We can see a massive difference between the coefficients for the bathrooms feature between models 1, 2, and 3. In particular, we can see that the bathroom feature has a positive coefficient for the first model and a negative coefficient for the second model.

This shows how adding other features can affect the interpretation of existing features. The second model introduces the feature **bed_bath_rooms** which is the product of the number of bedrooms and bathrooms. Given that feature, for 2 houses with the same **bed_bath_rooms** value but different number of bathrooms, then the house with more bathrooms means it must have fewer bedrooms, which could make the house less valuable.

# Comparing multiple models

Now that we've learned three models and extracted the model weights, we want to evaluate which model is best.

First compare the RSS on training data for each model:

In [20]:
model_1_train_rss = get_residual_sum_of_squares(model_1, train_data[model_1_features], train_data['price'])
model_2_train_rss = get_residual_sum_of_squares(model_2, train_data[model_2_features], train_data['price'])
model_3_train_rss = get_residual_sum_of_squares(model_3, train_data[model_3_features], train_data['price'])
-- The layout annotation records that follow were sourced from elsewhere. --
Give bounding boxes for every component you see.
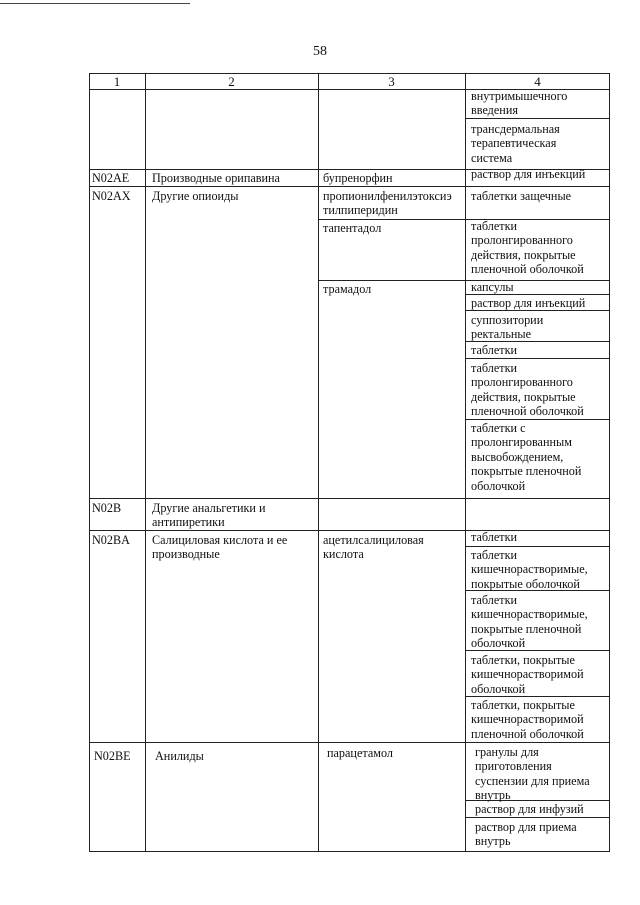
header-col-4: 4 (534, 74, 541, 89)
dosage-form-cell: таблетки кишечнорастворимые, покрытые оболочкой (471, 548, 588, 591)
dosage-form-cell: раствор для инъекций (471, 167, 586, 181)
dosage-form-cell: раствор для приема внутрь (475, 820, 577, 849)
atc-code-cell: N02B (92, 501, 122, 515)
dosage-form-cell: таблетки (471, 343, 518, 357)
group-name-cell: Анилиды (155, 749, 204, 763)
group-name-cell: Другие анальгетики и антипиретики (152, 501, 266, 530)
dosage-form-cell: таблетки пролонгированного действия, покрытые пленочной оболочкой (471, 219, 584, 277)
dosage-form-cell: таблетки, покрытые кишечнорастворимой пленочной оболочкой (471, 698, 584, 741)
dosage-form-cell: таблетки пролонгированного действия, покрытые пленочной оболочкой (471, 361, 584, 419)
row-line (465, 546, 610, 547)
col-divider-3 (465, 73, 466, 852)
dosage-form-cell: капсулы (471, 280, 514, 294)
header-col-1: 1 (113, 74, 121, 89)
header-col-2: 2 (228, 74, 235, 89)
atc-code-cell: N02BA (92, 533, 130, 547)
row-line (89, 530, 610, 531)
group-name-cell: Салициловая кислота и ее производные (152, 533, 288, 562)
header-col-3: 3 (388, 74, 395, 89)
col-divider-1 (145, 73, 146, 852)
dosage-form-cell: раствор для инфузий (475, 802, 584, 816)
row-line (89, 742, 610, 743)
group-name-cell: Производные орипавина (152, 171, 280, 185)
row-line (89, 186, 610, 187)
dosage-form-cell: суппозитории ректальные (471, 313, 544, 342)
dosage-form-cell: внутримышечного введения (471, 89, 568, 118)
substance-cell: ацетилсалициловая кислота (323, 533, 424, 562)
row-line (318, 280, 610, 281)
group-name-cell: Другие опиоиды (152, 189, 239, 203)
row-line (465, 118, 610, 119)
row-line (465, 817, 610, 818)
dosage-form-cell: таблетки, покрытые кишечнорастворимой оболочкой (471, 653, 584, 696)
substance-cell: пропионилфенилэтоксиэ тилпиперидин (323, 189, 452, 218)
substance-cell: трамадол (323, 282, 372, 296)
dosage-form-cell: раствор для инъекций (471, 296, 586, 310)
atc-code-cell: N02AX (92, 189, 131, 203)
dosage-form-cell: таблетки с пролонгированным высвобождением, покрытые пленочной оболочкой (471, 421, 582, 493)
atc-code-cell: N02AE (92, 171, 130, 185)
page-number: 58 (313, 44, 327, 59)
substance-cell: парацетамол (327, 746, 393, 760)
row-line (465, 419, 610, 420)
atc-code-cell: N02BE (94, 749, 131, 763)
scan-artifact-top (0, 3, 190, 4)
dosage-form-cell: гранулы для приготовления суспензии для приема внутрь (475, 745, 590, 803)
substance-cell: бупренорфин (323, 171, 393, 185)
dosage-form-cell: таблетки кишечнорастворимые, покрытые пленочной оболочкой (471, 593, 588, 651)
col-divider-2 (318, 73, 319, 852)
row-line (465, 358, 610, 359)
dosage-form-cell: таблетки защечные (471, 189, 572, 203)
row-line (89, 498, 610, 499)
substance-cell: тапентадол (323, 221, 382, 235)
dosage-form-cell: таблетки (471, 530, 518, 544)
dosage-form-cell: трансдермальная терапевтическая система (471, 122, 560, 165)
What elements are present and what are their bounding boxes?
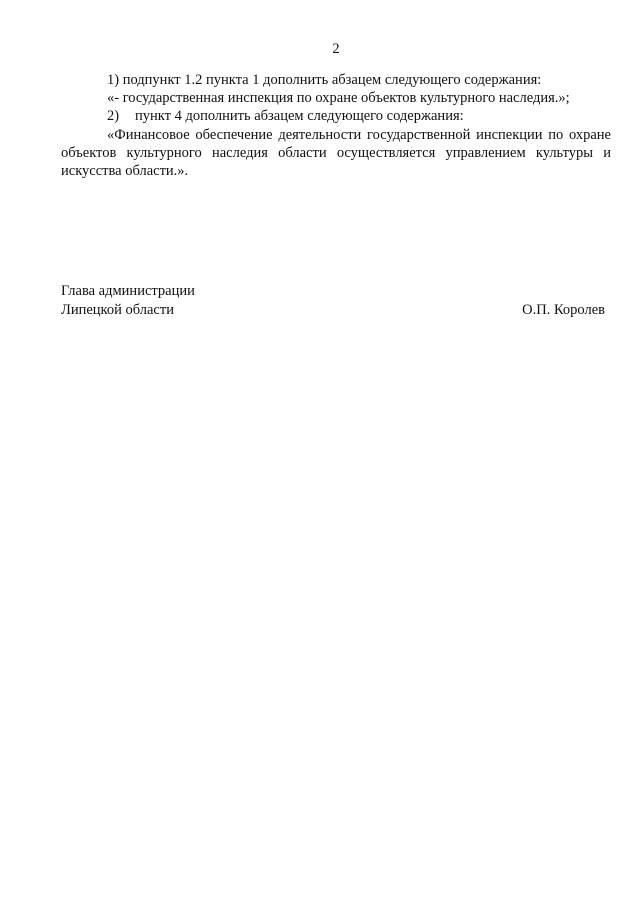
signature-block	[61, 282, 605, 319]
page-number: 2	[332, 41, 340, 57]
document-body	[61, 71, 611, 180]
signatory-title-line2: Липецкой области	[61, 301, 174, 318]
signatory-title-line1: Глава администрации	[61, 283, 195, 299]
item2-intro-paragraph	[61, 107, 611, 125]
signature-row	[61, 301, 605, 320]
item2-intro-text: пункт 4 дополнить абзацем следующего содержания:	[135, 108, 464, 125]
item2-number: 2)	[107, 108, 120, 125]
signatory-name: О.П. Королев	[522, 301, 605, 318]
item1-intro-paragraph: 1) подпункт 1.2 пункта 1 дополнить абзацем следующего содержания:	[107, 72, 542, 88]
item1-quote-paragraph: «- государственная инспекция по охране объектов культурного наследия.»;	[107, 90, 570, 107]
item2-quote-paragraph: «Финансовое обеспечение деятельности государственной инспекции по охране объектов культурного наследия области осуществляется управлением культуры и искусства области.».	[61, 126, 611, 180]
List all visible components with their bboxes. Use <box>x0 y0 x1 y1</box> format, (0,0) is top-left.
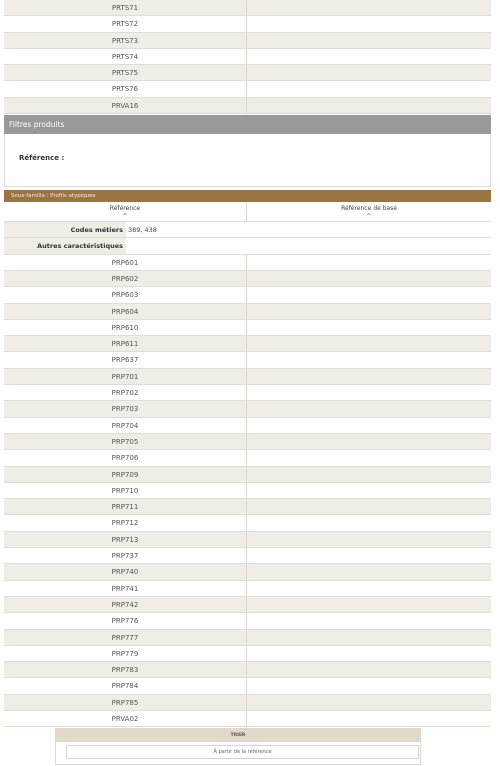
base-reference-cell <box>247 613 491 628</box>
base-reference-cell <box>247 450 491 465</box>
table-row[interactable] <box>4 320 491 336</box>
base-reference-cell <box>247 255 491 270</box>
reference-cell[interactable]: PRP777 <box>4 630 247 645</box>
base-reference-cell <box>247 401 491 416</box>
reference-cell[interactable]: PRP713 <box>4 532 247 547</box>
other-characteristics-row <box>4 238 491 254</box>
base-reference-cell <box>247 49 491 64</box>
reference-cell[interactable]: PRP711 <box>4 499 247 514</box>
base-reference-cell <box>247 711 491 726</box>
reference-cell[interactable]: PRTS76 <box>4 81 247 96</box>
reference-cell[interactable]: PRVA02 <box>4 711 247 726</box>
chevron-up-icon[interactable]: ⌃ <box>121 212 129 222</box>
reference-cell[interactable]: PRP604 <box>4 304 247 319</box>
product-list <box>4 255 491 728</box>
table-row[interactable] <box>4 369 491 385</box>
reference-column-label: Référence <box>109 205 141 213</box>
base-reference-cell <box>247 81 491 96</box>
base-reference-cell <box>247 16 491 31</box>
reference-cell[interactable]: PRP776 <box>4 613 247 628</box>
table-row[interactable] <box>4 646 491 662</box>
table-row[interactable] <box>4 662 491 678</box>
base-reference-cell <box>247 467 491 482</box>
table-row[interactable] <box>4 336 491 352</box>
reference-cell[interactable]: PRTS74 <box>4 49 247 64</box>
base-reference-cell <box>247 98 491 113</box>
base-reference-cell <box>247 581 491 596</box>
chevron-up-icon[interactable]: ⌃ <box>365 212 373 222</box>
table-row[interactable] <box>4 16 491 32</box>
table-row[interactable] <box>4 711 491 727</box>
base-reference-cell <box>247 65 491 80</box>
reference-cell[interactable]: PRP706 <box>4 450 247 465</box>
table-row[interactable] <box>4 418 491 434</box>
base-reference-cell <box>247 336 491 351</box>
reference-cell[interactable]: PRP741 <box>4 581 247 596</box>
base-reference-cell <box>247 33 491 48</box>
base-reference-cell <box>247 352 491 367</box>
base-reference-cell <box>247 548 491 563</box>
reference-cell[interactable]: PRP740 <box>4 564 247 579</box>
base-reference-cell <box>247 662 491 677</box>
base-reference-cell <box>247 0 491 15</box>
base-reference-cell <box>247 597 491 612</box>
table-row[interactable] <box>4 271 491 287</box>
reference-cell[interactable]: PRP611 <box>4 336 247 351</box>
family-bar: Sous-famille : Profils atypiques <box>4 190 491 202</box>
reference-cell[interactable]: PRP701 <box>4 369 247 384</box>
table-row[interactable] <box>4 467 491 483</box>
codes-value: 389, 438 <box>128 226 157 235</box>
table-row[interactable] <box>4 483 491 499</box>
table-row[interactable] <box>4 434 491 450</box>
table-row[interactable] <box>4 304 491 320</box>
table-row[interactable] <box>4 695 491 711</box>
codes-row <box>4 222 491 238</box>
table-row[interactable] <box>4 515 491 531</box>
reference-cell[interactable]: PRVA16 <box>4 98 247 113</box>
base-reference-cell <box>247 646 491 661</box>
sort-select[interactable]: À partir de la référence <box>66 745 419 759</box>
table-row[interactable] <box>4 548 491 564</box>
reference-cell[interactable]: PRP603 <box>4 287 247 302</box>
table-row[interactable] <box>4 287 491 303</box>
reference-cell[interactable]: PRP709 <box>4 467 247 482</box>
reference-cell[interactable]: PRTS71 <box>4 0 247 15</box>
base-reference-column-label: Référence de base <box>341 205 397 213</box>
table-row[interactable] <box>4 49 491 65</box>
table-row[interactable] <box>4 385 491 401</box>
base-reference-cell <box>247 678 491 693</box>
base-reference-column-header[interactable] <box>247 202 491 221</box>
content-area <box>4 0 491 727</box>
table-row[interactable] <box>4 65 491 81</box>
reference-cell[interactable]: PRTS75 <box>4 65 247 80</box>
table-row[interactable] <box>4 678 491 694</box>
table-row[interactable] <box>4 532 491 548</box>
table-row[interactable] <box>4 352 491 368</box>
reference-filter-label: Référence : <box>19 154 65 163</box>
base-reference-cell <box>247 304 491 319</box>
reference-column-header[interactable] <box>4 202 247 221</box>
table-row[interactable] <box>4 0 491 16</box>
base-reference-cell <box>247 369 491 384</box>
table-row[interactable] <box>4 255 491 271</box>
reference-cell[interactable]: PRP610 <box>4 320 247 335</box>
table-row[interactable] <box>4 597 491 613</box>
reference-cell[interactable]: PRP783 <box>4 662 247 677</box>
reference-cell[interactable]: PRP779 <box>4 646 247 661</box>
base-reference-cell <box>247 564 491 579</box>
table-row[interactable] <box>4 401 491 417</box>
table-row[interactable] <box>4 581 491 597</box>
sort-panel <box>55 728 421 765</box>
base-reference-cell <box>247 287 491 302</box>
filters-header[interactable]: Filtres produits <box>4 115 491 134</box>
reference-cell[interactable]: PRP601 <box>4 255 247 270</box>
table-row[interactable] <box>4 450 491 466</box>
base-reference-cell <box>247 434 491 449</box>
reference-cell[interactable]: PRP742 <box>4 597 247 612</box>
base-reference-cell <box>247 385 491 400</box>
other-characteristics-label: Autres caractéristiques <box>4 238 126 253</box>
top-product-list <box>4 0 491 114</box>
reference-cell[interactable]: PRP705 <box>4 434 247 449</box>
reference-cell[interactable]: PRTS73 <box>4 33 247 48</box>
base-reference-cell <box>247 418 491 433</box>
reference-cell[interactable]: PRP602 <box>4 271 247 286</box>
table-row[interactable] <box>4 630 491 646</box>
reference-cell[interactable]: PRP703 <box>4 401 247 416</box>
codes-label: Codes métiers <box>4 222 126 237</box>
other-characteristics-value <box>126 238 491 253</box>
sort-title: TRIER <box>56 729 420 742</box>
base-reference-cell <box>247 515 491 530</box>
table-header <box>4 202 491 222</box>
reference-cell[interactable]: PRTS72 <box>4 16 247 31</box>
reference-cell[interactable]: PRP785 <box>4 695 247 710</box>
reference-cell[interactable]: PRP637 <box>4 352 247 367</box>
table-row[interactable] <box>4 81 491 97</box>
table-row[interactable] <box>4 98 491 114</box>
base-reference-cell <box>247 271 491 286</box>
reference-cell[interactable]: PRP712 <box>4 515 247 530</box>
base-reference-cell <box>247 532 491 547</box>
base-reference-cell <box>247 695 491 710</box>
base-reference-cell <box>247 320 491 335</box>
reference-cell[interactable]: PRP704 <box>4 418 247 433</box>
base-reference-cell <box>247 630 491 645</box>
table-row[interactable] <box>4 33 491 49</box>
table-row[interactable] <box>4 613 491 629</box>
reference-cell[interactable]: PRP702 <box>4 385 247 400</box>
base-reference-cell <box>247 499 491 514</box>
table-row[interactable] <box>4 499 491 515</box>
reference-cell[interactable]: PRP710 <box>4 483 247 498</box>
table-row[interactable] <box>4 564 491 580</box>
reference-cell[interactable]: PRP737 <box>4 548 247 563</box>
reference-cell[interactable]: PRP784 <box>4 678 247 693</box>
base-reference-cell <box>247 483 491 498</box>
filters-panel <box>4 134 491 187</box>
(model_1_train_rss, model_2_train_rss, model_3_train_rss)

(965419940957024.6, 955690004393760.4, 903982112233876.0)

Now compare the models against the test data:

In [21]:
model_1_test_rss = get_residual_sum_of_squares(model_1, test_data[model_1_features], test_data['price'])
model_2_test_rss = get_residual_sum_of_squares(model_2, test_data[model_2_features], test_data['price'])
model_3_test_rss = get_residual_sum_of_squares(model_3, test_data[model_3_features], test_data['price'])

(model_1_test_rss, model_2_test_rss, model_3_test_rss)

(227549715888695.2, 225554197053411.7, 213260902009756.3)